While Disney has publicly said it would like to see the “Don’t Say Gay” bill repealed, the walkout organizers say that as of last week, there had been no other communication by Disney’s leadership to employees about how it’s actively working toward that goal. The group said that employees at Disney “are still incredibly frustrated.”

“We are doing our best to be patient and wait to see what leadership will do next, but that patience can only last so long,” the organizers told The Verge. “A lot of employees’ words and feelings have been carried directly into meetings with leadership at all levels, from specific sectors all the way to the C-suite.”

While the group maintains that executive leadership has engaged with employees about their frustration with the company over its response to the bill, they maintain there was “a significant lack of transparency — the meetings seem to have happened with very little awareness amongst the broader employee base.”

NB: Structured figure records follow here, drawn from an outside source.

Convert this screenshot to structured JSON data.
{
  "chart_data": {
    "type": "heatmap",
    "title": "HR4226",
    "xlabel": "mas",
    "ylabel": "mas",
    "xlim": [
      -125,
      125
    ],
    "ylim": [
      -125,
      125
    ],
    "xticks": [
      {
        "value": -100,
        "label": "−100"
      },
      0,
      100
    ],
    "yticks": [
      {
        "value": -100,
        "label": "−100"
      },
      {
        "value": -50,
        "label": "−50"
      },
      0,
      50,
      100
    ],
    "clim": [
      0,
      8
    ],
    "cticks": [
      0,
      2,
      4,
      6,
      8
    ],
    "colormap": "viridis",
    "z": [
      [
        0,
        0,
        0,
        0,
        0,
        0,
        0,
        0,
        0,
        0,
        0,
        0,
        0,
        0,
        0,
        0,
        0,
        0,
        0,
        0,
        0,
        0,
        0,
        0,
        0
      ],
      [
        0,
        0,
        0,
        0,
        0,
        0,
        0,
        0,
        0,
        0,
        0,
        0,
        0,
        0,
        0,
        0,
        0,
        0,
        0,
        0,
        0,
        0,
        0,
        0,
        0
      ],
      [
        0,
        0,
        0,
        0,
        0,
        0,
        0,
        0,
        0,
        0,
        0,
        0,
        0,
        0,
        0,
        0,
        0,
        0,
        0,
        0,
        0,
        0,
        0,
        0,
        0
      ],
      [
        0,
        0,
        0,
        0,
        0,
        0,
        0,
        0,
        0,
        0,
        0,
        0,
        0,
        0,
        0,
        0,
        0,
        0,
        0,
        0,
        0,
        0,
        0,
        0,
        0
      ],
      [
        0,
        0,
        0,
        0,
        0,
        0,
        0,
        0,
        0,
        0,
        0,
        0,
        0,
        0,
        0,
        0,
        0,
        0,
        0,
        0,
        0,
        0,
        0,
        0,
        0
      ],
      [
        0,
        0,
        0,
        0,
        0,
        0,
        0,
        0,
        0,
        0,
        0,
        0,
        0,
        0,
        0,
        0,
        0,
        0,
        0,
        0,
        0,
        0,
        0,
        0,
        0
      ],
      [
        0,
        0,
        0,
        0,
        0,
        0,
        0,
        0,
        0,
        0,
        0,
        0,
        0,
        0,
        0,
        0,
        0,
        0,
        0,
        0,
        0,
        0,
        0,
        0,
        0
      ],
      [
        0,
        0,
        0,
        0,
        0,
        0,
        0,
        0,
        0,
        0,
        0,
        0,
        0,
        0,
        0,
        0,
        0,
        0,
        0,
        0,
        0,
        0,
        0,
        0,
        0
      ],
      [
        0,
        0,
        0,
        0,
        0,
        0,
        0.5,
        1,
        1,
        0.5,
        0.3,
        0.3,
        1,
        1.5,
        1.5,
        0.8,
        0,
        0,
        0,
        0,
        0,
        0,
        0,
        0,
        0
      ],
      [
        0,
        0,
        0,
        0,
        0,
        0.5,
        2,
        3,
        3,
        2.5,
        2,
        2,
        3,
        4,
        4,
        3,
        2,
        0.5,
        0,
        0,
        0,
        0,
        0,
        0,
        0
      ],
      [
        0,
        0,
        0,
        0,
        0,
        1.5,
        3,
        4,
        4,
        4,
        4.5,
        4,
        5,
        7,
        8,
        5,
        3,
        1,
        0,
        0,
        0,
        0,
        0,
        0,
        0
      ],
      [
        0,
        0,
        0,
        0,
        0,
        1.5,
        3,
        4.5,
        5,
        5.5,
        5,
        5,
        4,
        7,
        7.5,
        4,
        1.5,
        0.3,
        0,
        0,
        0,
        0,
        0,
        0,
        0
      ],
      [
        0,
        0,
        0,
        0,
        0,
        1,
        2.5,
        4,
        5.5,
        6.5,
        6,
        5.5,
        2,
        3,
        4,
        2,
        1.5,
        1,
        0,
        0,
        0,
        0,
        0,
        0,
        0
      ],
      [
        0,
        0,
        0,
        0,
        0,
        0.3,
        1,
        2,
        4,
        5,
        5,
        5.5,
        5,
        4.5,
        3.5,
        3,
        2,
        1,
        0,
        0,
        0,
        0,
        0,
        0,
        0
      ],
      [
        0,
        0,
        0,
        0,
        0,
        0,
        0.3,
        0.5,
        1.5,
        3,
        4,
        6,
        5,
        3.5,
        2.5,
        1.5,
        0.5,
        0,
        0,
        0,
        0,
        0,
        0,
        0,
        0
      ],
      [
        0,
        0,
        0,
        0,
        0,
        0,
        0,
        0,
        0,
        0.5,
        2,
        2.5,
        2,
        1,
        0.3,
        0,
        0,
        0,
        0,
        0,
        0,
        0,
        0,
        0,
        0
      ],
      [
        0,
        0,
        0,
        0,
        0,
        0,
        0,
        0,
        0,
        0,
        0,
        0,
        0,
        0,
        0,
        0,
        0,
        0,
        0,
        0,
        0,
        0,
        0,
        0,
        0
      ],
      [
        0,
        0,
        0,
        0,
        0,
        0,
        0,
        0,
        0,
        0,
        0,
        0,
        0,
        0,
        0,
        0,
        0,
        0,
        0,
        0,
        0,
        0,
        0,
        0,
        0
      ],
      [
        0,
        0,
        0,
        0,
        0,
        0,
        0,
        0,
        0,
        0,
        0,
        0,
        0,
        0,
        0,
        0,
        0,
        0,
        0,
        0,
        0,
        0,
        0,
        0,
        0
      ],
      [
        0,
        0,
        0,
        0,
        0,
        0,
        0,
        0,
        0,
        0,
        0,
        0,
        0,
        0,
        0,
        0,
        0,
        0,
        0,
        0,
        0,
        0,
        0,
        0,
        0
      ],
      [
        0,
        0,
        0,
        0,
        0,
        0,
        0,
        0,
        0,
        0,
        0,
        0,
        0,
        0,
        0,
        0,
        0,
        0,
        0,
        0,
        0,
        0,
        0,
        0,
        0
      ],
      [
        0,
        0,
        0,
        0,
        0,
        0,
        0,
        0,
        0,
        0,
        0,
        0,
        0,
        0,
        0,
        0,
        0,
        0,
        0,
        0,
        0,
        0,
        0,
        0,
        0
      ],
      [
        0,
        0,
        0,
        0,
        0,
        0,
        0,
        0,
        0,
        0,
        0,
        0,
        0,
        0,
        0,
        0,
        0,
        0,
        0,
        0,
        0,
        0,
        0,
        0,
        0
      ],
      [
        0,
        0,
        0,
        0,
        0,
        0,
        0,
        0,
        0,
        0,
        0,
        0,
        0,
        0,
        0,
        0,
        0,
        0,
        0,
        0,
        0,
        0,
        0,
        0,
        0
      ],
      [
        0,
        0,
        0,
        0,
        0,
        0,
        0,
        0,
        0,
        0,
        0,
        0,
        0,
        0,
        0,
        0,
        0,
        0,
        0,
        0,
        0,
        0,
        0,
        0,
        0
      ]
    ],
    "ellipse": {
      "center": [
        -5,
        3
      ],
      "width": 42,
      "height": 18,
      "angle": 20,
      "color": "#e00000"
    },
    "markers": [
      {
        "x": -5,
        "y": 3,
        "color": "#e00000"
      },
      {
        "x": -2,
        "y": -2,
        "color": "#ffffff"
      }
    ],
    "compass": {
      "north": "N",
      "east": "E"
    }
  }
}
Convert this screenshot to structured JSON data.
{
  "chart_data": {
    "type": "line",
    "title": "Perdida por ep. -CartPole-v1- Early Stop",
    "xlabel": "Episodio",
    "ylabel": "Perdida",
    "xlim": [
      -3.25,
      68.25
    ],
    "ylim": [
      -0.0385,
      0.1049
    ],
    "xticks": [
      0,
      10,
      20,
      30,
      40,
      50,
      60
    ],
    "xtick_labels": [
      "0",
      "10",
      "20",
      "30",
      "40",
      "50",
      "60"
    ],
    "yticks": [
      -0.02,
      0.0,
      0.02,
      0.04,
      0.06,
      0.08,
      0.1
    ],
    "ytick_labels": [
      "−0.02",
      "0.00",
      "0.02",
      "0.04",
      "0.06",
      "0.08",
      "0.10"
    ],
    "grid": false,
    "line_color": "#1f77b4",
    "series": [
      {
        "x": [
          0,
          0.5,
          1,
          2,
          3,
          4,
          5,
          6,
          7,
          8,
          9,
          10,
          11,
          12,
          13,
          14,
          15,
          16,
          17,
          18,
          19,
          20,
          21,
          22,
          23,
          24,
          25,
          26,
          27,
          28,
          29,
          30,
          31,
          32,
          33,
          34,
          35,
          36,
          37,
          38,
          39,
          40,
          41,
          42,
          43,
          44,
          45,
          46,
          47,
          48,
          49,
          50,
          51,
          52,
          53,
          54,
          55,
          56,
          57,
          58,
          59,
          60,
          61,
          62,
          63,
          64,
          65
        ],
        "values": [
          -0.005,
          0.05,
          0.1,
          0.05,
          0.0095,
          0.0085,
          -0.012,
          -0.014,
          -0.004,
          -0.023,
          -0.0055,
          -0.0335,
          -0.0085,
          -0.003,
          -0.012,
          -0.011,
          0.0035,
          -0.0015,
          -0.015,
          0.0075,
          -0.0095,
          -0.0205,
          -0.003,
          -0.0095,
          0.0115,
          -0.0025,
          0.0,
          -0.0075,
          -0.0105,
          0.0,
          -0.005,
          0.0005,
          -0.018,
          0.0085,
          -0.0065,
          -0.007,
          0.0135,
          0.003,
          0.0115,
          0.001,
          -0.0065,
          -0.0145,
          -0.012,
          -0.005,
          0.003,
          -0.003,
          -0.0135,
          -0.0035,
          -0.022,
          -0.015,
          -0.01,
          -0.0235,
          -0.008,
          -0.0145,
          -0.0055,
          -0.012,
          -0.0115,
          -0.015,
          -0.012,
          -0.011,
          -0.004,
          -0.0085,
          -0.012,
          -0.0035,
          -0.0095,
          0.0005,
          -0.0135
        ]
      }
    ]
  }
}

“Those participating were hand-selected by HR staff, and the list was not announced or disclosed, so the promise people were seeing in the idea of a ‘listening tour’ has waned greatly, with many feeling left out of the conversation. We can’t even be sure that those most affected by this law were actually a part of the ‘tour,’” the organizers told The Verge.

One could argue that individually, it’s unlikely that many of these management shifts would see Chapek at odds with employees at practically every level of the entire company. But taken as a whole, his missteps are impossible to ignore.

Chapek’s contract is up in February of 2023. Increasingly, it appears he’ll have more than just The Walt Disney Company’s pandemic bounce-back to answer for come next year.